Currently heavy metal, fertiliser, sediment and effluent discharges are choking our waterways to the point that many can’t sustain basic ecosystem function, much less abundant aquatic life. And as good as we are chucking bad stuff in, we are even better at taking water out of the rivers. A significant number of our rivers are over-allocated, which means that there are existing permits to take out more water than there actually is available. The next generation and all those after will see and know and drink what we leave behind, so let’s fix this. What would it take?
The spotlight is on rivers from the Green Party this election. Focussed attention and goal-orientated steps towards restoring the awa of this country is overdue and urgently needed. This focus for the party builds on existing work of the past few years that has been moving towards a better future for our water. Recent work has included the Land and Water Forum, the new National Policy Statement on Freshwater Management, a draft lying around somewhere of the National Environmental Standard on Ecological Flows or some such and oh…a few other things. But this plan really represents a decisive way forward, the rhetoric of other players hasn’t saved a river yet that I am aware of.
Setting standards for clean water requires a regulatory approach which is an important complement to grass-roots action on water protection and recovery. Introduction of a charge for irrigation would incentivise efficient use of water by using economic mechanisms. And finally, cleaning up the river would help the systems recover from decades of profound misuse. So is this a high level airy-fairy goal unlikely to be reached? I suppose so…if we do nothing to achieve it! But the truth is that rivers are a doddle to clean up (although still water like lakes and wetlands are more of a challenge).

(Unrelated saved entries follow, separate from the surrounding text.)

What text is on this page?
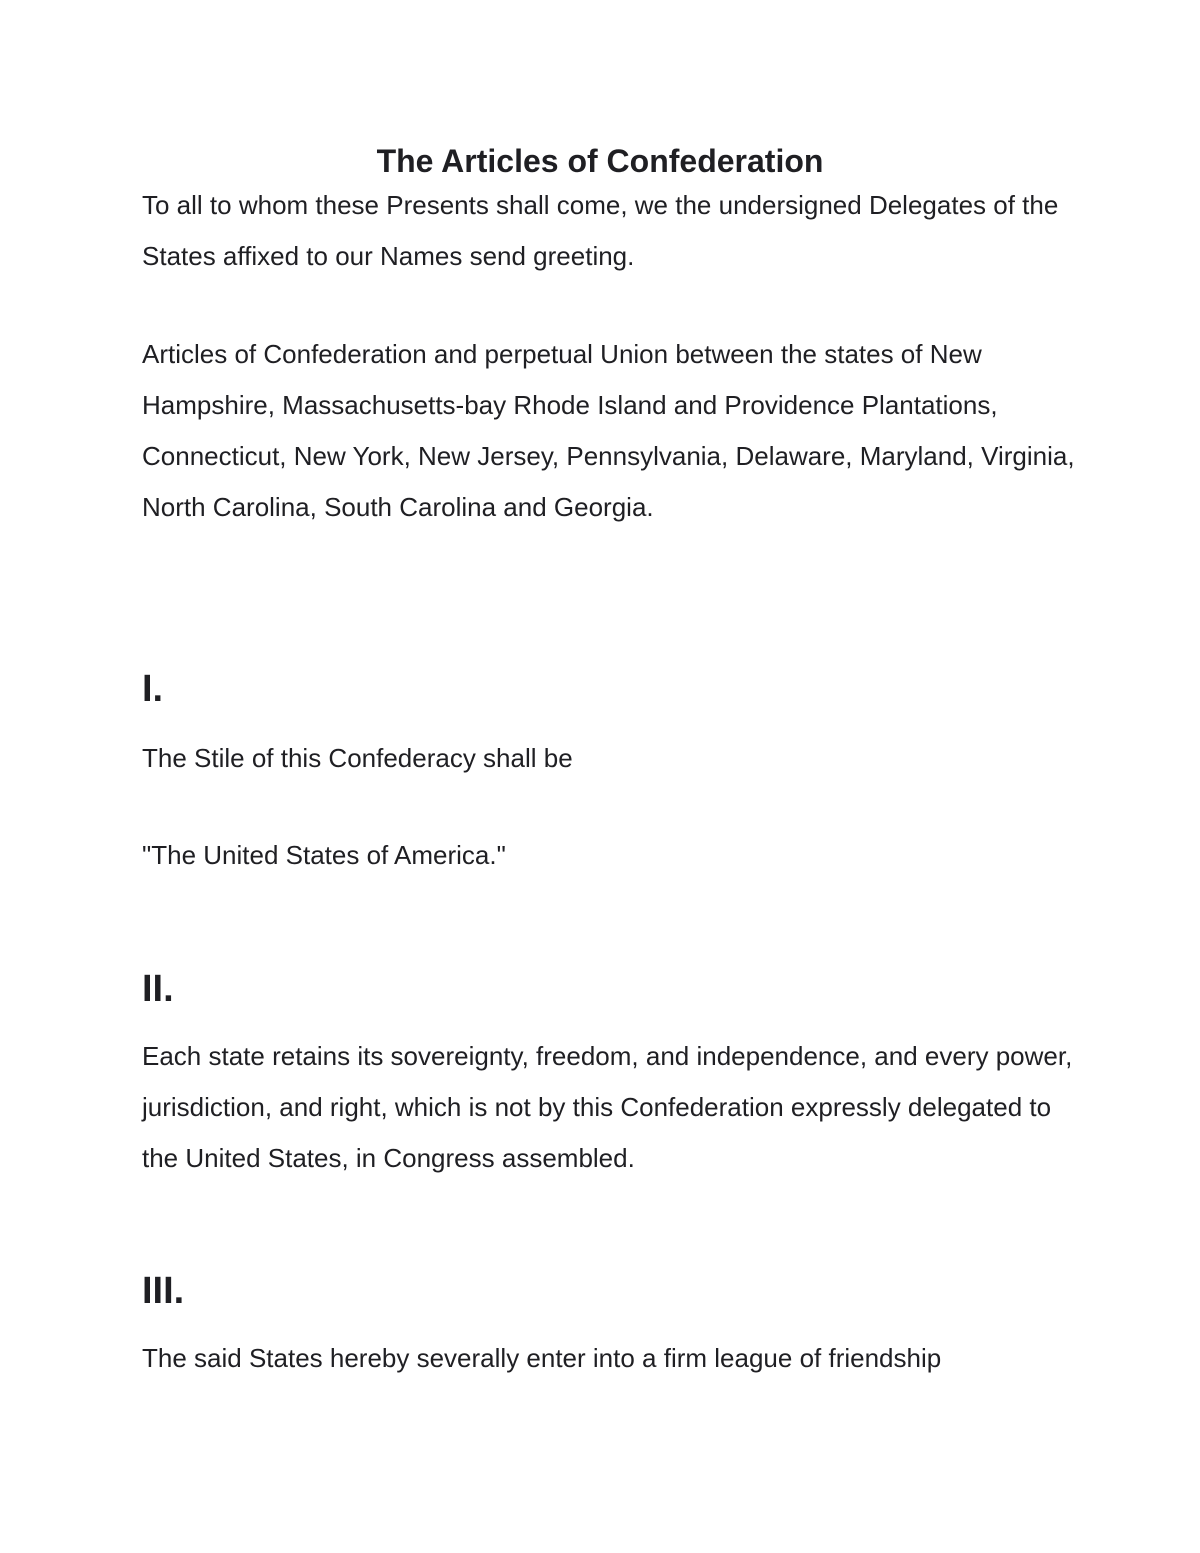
The Articles of Confederation

To all to whom these Presents shall come, we the undersigned Delegates of the States affixed to our Names send greeting.

Articles of Confederation and perpetual Union between the states of New Hampshire, Massachusetts-bay Rhode Island and Providence Plantations, Connecticut, New York, New Jersey, Pennsylvania, Delaware, Maryland, Virginia, North Carolina, South Carolina and Georgia.

I.

The Stile of this Confederacy shall be

"The United States of America."

II.

Each state retains its sovereignty, freedom, and independence, and every power, jurisdiction, and right, which is not by this Confederation expressly delegated to the United States, in Congress assembled.

III.

The said States hereby severally enter into a firm league of friendship
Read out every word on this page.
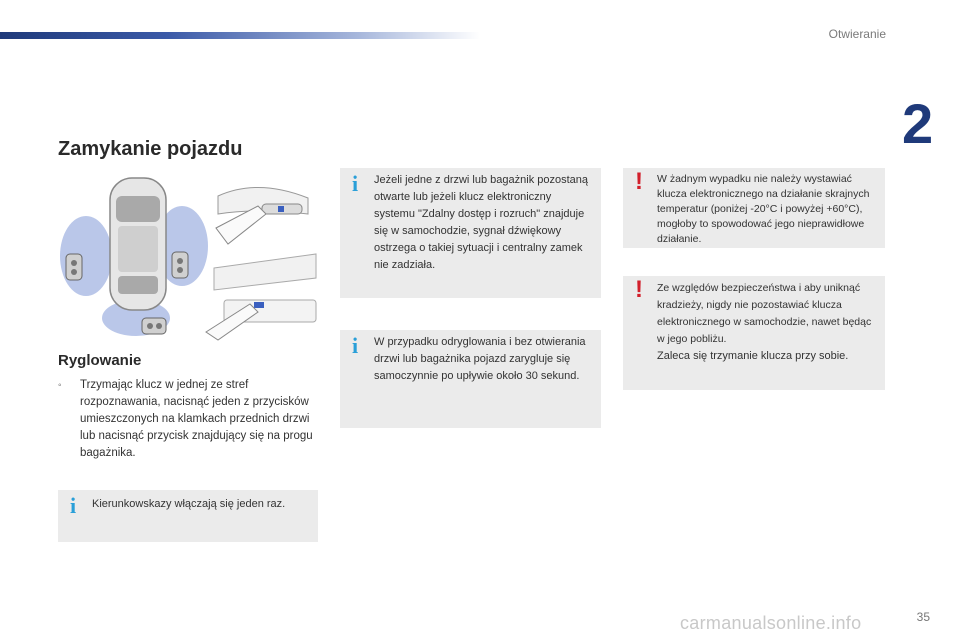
Otwieranie
2
Zamykanie pojazdu
Ryglowanie
◦ Trzymając klucz w jednej ze stref rozpoznawania, nacisnąć jeden z przycisków umieszczonych na klamkach przednich drzwi lub nacisnąć przycisk znajdujący się na progu bagażnika.
i	Kierunkowskazy włączają się jeden raz.
i	Jeżeli jedne z drzwi lub bagażnik pozostaną otwarte lub jeżeli klucz elektroniczny systemu "Zdalny dostęp i rozruch" znajduje się w samochodzie, sygnał dźwiękowy ostrzega o takiej sytuacji i centralny zamek nie zadziała.
i	W przypadku odryglowania i bez otwierania drzwi lub bagażnika pojazd zarygluje się samoczynnie po upływie około 30 sekund.
! W żadnym wypadku nie należy wystawiać klucza elektronicznego na działanie skrajnych temperatur (poniżej -20°C i powyżej +60°C), mogłoby to spowodować jego nieprawidłowe działanie.
! Ze względów bezpieczeństwa i aby uniknąć kradzieży, nigdy nie pozostawiać klucza elektronicznego w samochodzie, nawet będąc w jego pobliżu.
Zaleca się trzymanie klucza przy sobie.
35
carmanualsonline.info
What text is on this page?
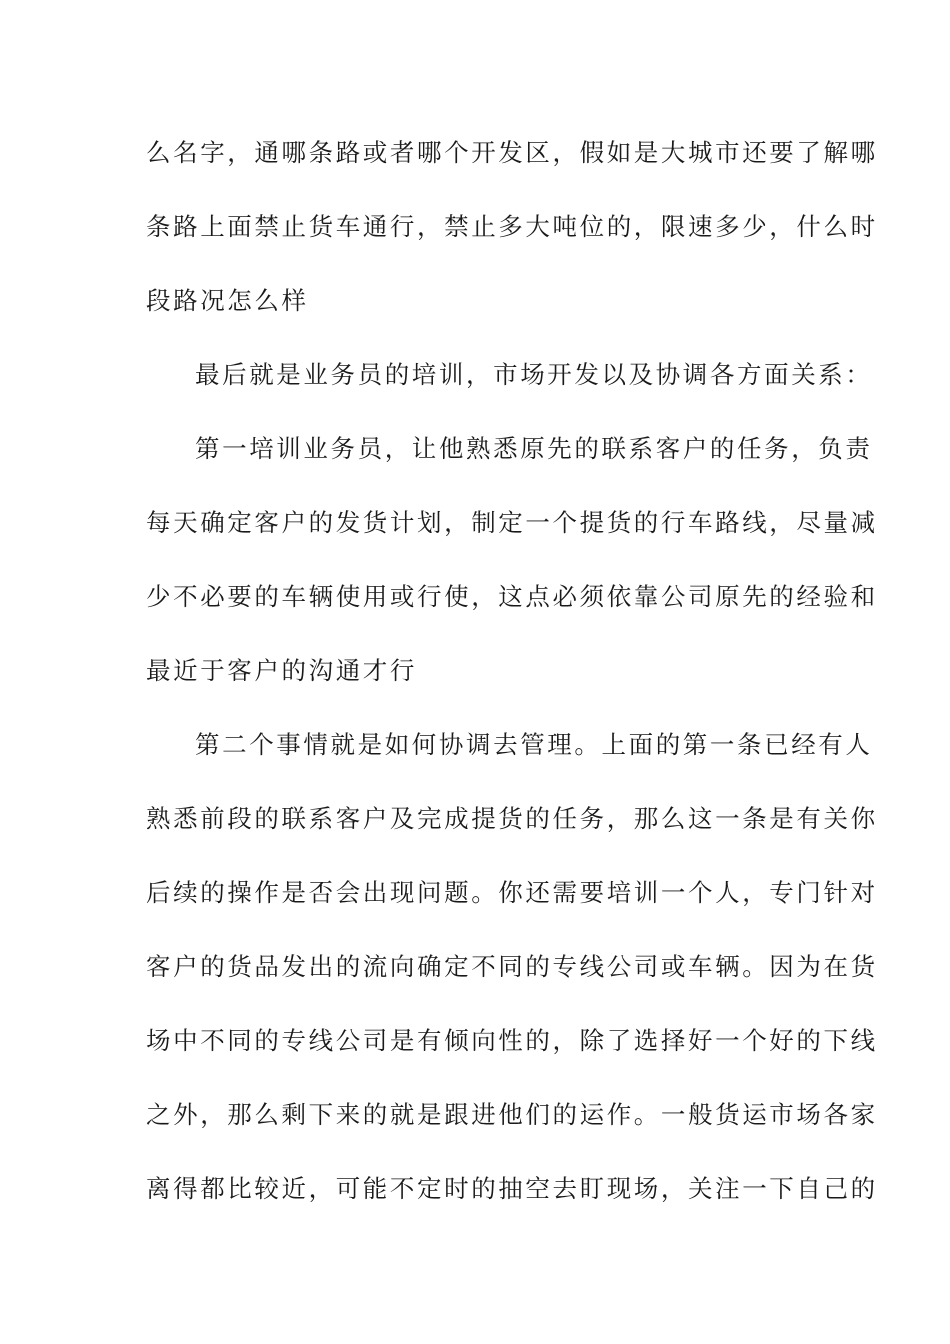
么名字，通哪条路或者哪个开发区，假如是大城市还要了解哪
条路上面禁止货车通行，禁止多大吨位的，限速多少，什么时
段路况怎么样
最后就是业务员的培训，市场开发以及协调各方面关系：
第一培训业务员，让他熟悉原先的联系客户的任务，负责
每天确定客户的发货计划，制定一个提货的行车路线，尽量减
少不必要的车辆使用或行使，这点必须依靠公司原先的经验和
最近于客户的沟通才行
第二个事情就是如何协调去管理。上面的第一条已经有人
熟悉前段的联系客户及完成提货的任务，那么这一条是有关你
后续的操作是否会出现问题。你还需要培训一个人，专门针对
客户的货品发出的流向确定不同的专线公司或车辆。因为在货
场中不同的专线公司是有倾向性的，除了选择好一个好的下线
之外，那么剩下来的就是跟进他们的运作。一般货运市场各家
离得都比较近，可能不定时的抽空去盯现场，关注一下自己的
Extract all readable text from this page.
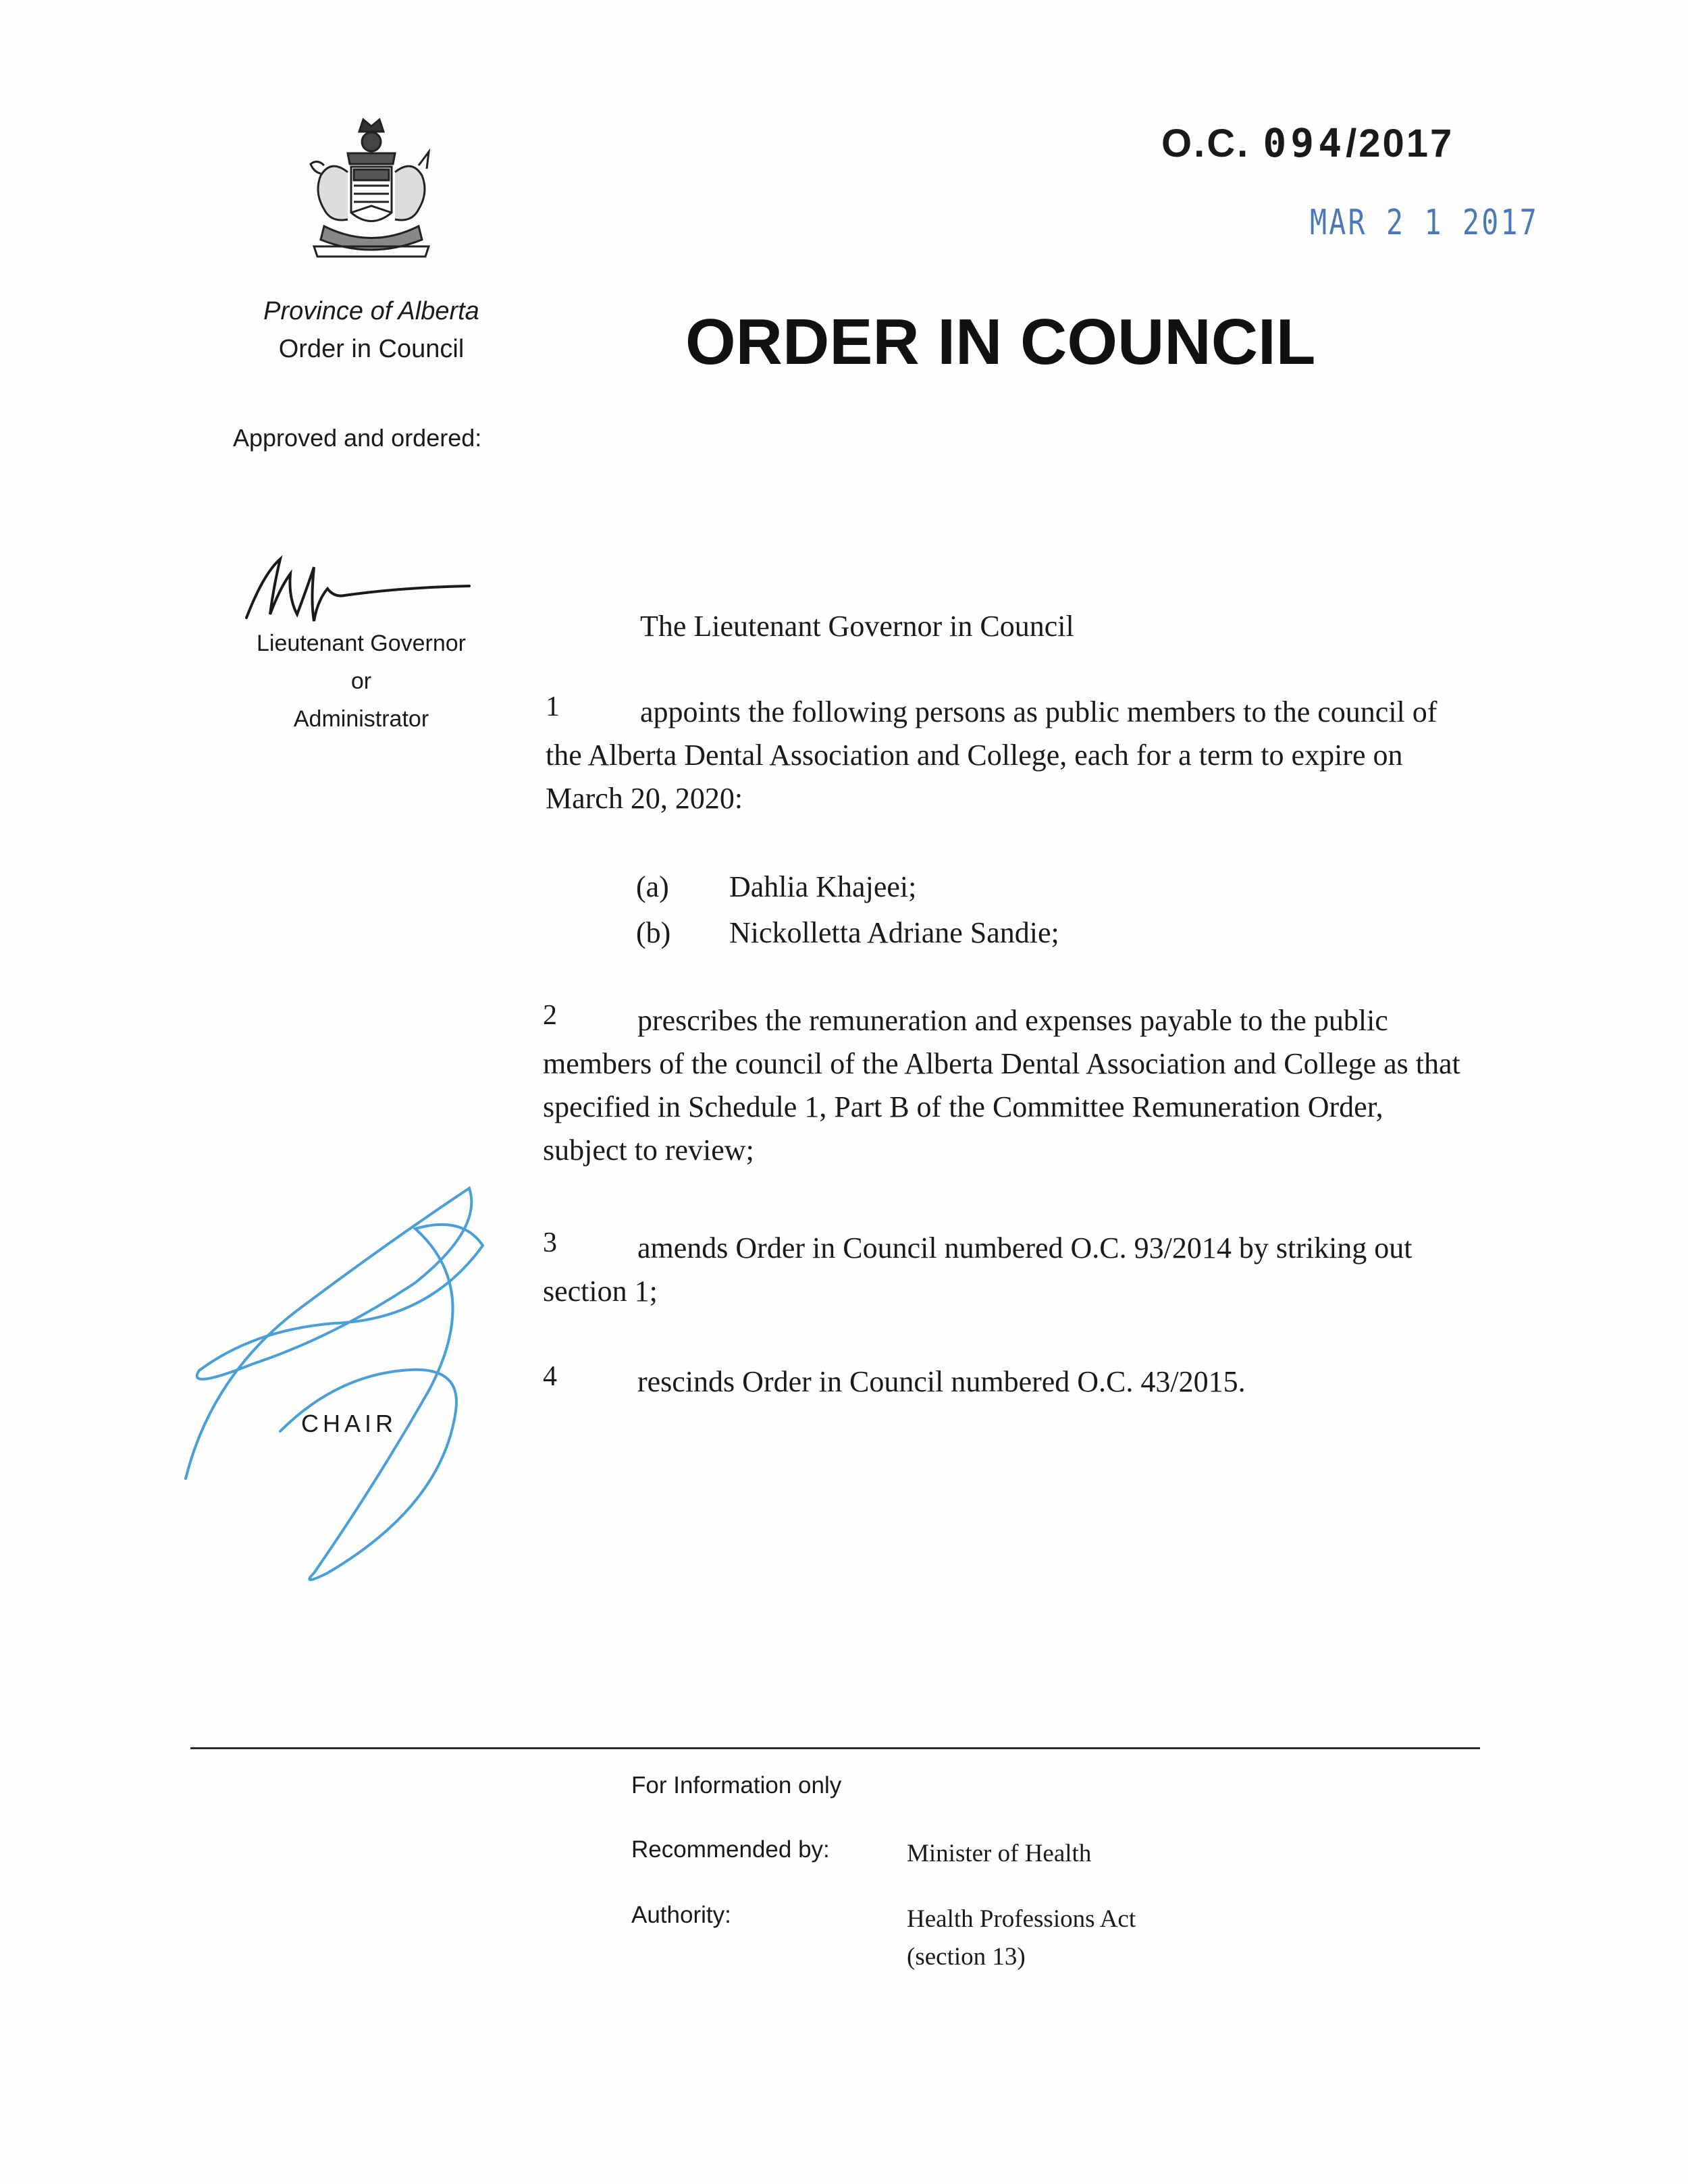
Province of Alberta
Order in Council
Approved and ordered:
O.C. 094/2017
MAR 2 1 2017
ORDER IN COUNCIL
Lieutenant Governor
or
Administrator
CHAIR
The Lieutenant Governor in Council
1	appoints the following persons as public members to the council of the Alberta Dental Association and College, each for a term to expire on March 20, 2020:
(a) Dahlia Khajeei;
(b) Nickolletta Adriane Sandie;
2	prescribes the remuneration and expenses payable to the public members of the council of the Alberta Dental Association and College as that specified in Schedule 1, Part B of the Committee Remuneration Order, subject to review;
3	amends Order in Council numbered O.C. 93/2014 by striking out section 1;
4	rescinds Order in Council numbered O.C. 43/2015.
For Information only
Recommended by:	Minister of Health
Authority:	Health Professions Act
(section 13)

We need to urgently stop dumping so much junk, sediment and poison in our rivers, and they’ll clean up faster than anyone will expect…the benefit of flowing water! Limiting the negative inputs and reducing water take will enable the ecosystem to recover and the plants and animals that call the rivers home might just have half a chance. So in decades to come, when we aren’t ‘young’ greens any more, the sad days when we could swim in so few of our rivers will be nothing but a memory. And we can reminisce three feet deep in the Manawatu….happy in the knowledge that we are still green…but our rivers aren’t. A goal worth fighting for? Yeah I think so.
Marie Brown is a PhD student at the University of Waikato conducting research into Resource Management in New Zealand.